Panel Statement
Chair Person: Anna Dumitriu
Presenters: Alex May, Bettina Schülke, Luke Robert Mason & Gordana Novakovic
Einstein said: “If we knew what it was we were doing it would be called research, would it?”
This panel outlines “The Institute of Unnecessary Research” and presents a new paradigm in the way artists are engaging with the world through transdisciplinary practices. It brings together art, science and philosophy by creating participatory audience experiences, performances and installations. Sometimes humorous and sometimes grotesque, our work pushes boundaries and critically questions the means of knowledge production in the 21st Century. Artists are innovators, if a new piece of technology or a new medium, becomes available; artists want to try it, to experiment with it- from microbiology to robotics; from tissue culture to neuroscience. Some artists take on the role of a scientist in almost a performative way and some scientists become artists themselves. Philosophy and ethics is always at its core and the work unpacks the instrumentalization of science and art for commercial and political ends. Forms of “connective aesthetics” (Gablik) are used to engage audiences in participatory experiences that extend and generate new outcomes through exhibitions and events going beyond simple interactivity, throwing authorship into question, as members of the audience are inspired to become Unnecessary Researchers in their own rights. The Institute of Unnecessary Research is a hub for researchers and artists working experimentally and deeply engaged with their specific research areas. We present our research through performative and experiential methods, engaging the public and new audiences in our ideas. The name “The Institute of Unnecessary Research” is, in many ways, confrontational. It raises the question what is necessary research? Unnecessary does not imply pointless, it often means going beyond the normal (in the Kuhnian sense of ‘normal science’) and crossing boundaries, asking where do we draw the line with what we study or with what can be studied? Unnecessary Research encourages eccentric, obsessive, creative working practices and is an antidote to the stranglehold placed on research by central government and the gatekeepers of academia.

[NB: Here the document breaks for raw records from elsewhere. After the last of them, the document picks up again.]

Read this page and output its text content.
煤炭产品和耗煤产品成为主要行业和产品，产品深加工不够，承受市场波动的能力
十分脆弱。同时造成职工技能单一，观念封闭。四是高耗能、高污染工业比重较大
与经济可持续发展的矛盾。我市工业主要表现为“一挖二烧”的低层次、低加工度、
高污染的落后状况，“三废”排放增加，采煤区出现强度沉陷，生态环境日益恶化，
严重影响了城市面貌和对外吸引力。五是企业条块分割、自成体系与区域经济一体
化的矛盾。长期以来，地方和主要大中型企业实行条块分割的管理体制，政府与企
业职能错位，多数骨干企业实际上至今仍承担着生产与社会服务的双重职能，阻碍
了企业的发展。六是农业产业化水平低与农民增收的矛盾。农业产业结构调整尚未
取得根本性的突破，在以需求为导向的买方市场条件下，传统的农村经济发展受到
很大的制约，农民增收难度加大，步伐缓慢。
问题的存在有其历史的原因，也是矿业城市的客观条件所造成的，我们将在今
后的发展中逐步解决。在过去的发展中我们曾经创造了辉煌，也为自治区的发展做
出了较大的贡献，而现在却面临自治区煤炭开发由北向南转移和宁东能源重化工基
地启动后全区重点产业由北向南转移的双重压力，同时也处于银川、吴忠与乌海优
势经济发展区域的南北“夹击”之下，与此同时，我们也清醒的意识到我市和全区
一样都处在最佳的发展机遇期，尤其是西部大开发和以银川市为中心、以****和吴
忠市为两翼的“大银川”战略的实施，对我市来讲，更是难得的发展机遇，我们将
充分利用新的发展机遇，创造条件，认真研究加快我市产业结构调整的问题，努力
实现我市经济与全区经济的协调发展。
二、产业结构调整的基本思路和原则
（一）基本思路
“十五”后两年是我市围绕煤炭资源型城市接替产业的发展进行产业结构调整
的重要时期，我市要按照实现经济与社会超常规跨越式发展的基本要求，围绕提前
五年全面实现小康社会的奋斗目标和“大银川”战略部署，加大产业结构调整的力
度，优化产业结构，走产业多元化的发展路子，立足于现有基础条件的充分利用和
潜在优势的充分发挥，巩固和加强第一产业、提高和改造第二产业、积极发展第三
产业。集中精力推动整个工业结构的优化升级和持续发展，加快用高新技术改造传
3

- Anna Dumitriu’s work blurs the boundaries between art and science. Her installations, interventions and performances use a range of digital, biological and traditional media including live bacteria, interactive media and textiles. Her work has a strong international exhibition profile and is held in several major public collections, including the Science Museum in London. She was a member of the e-MobiLArt project (the EU funded European Mobile Lab for Interactive Art) and Artist in Residence at The Centre for Computational Neuroscience and Robotics at Sussex University. She is known for her work as director of “The Institute of Unnecessary Research”, a group of artists and scientists whose work crosses disciplinary boundaries and critiques contemporary research practice. She is currently working on a Wellcome Trust funded art project entitled “Communicating Bacteria”, collaborating with the Adaptive Systems Research Group at The University of Hertfordshire (focussing on social robotics) and has recently commenced her role as Leverhulme Trust artist in residence on the Modernising Medical Microbiology project at The University of Oxford, UK.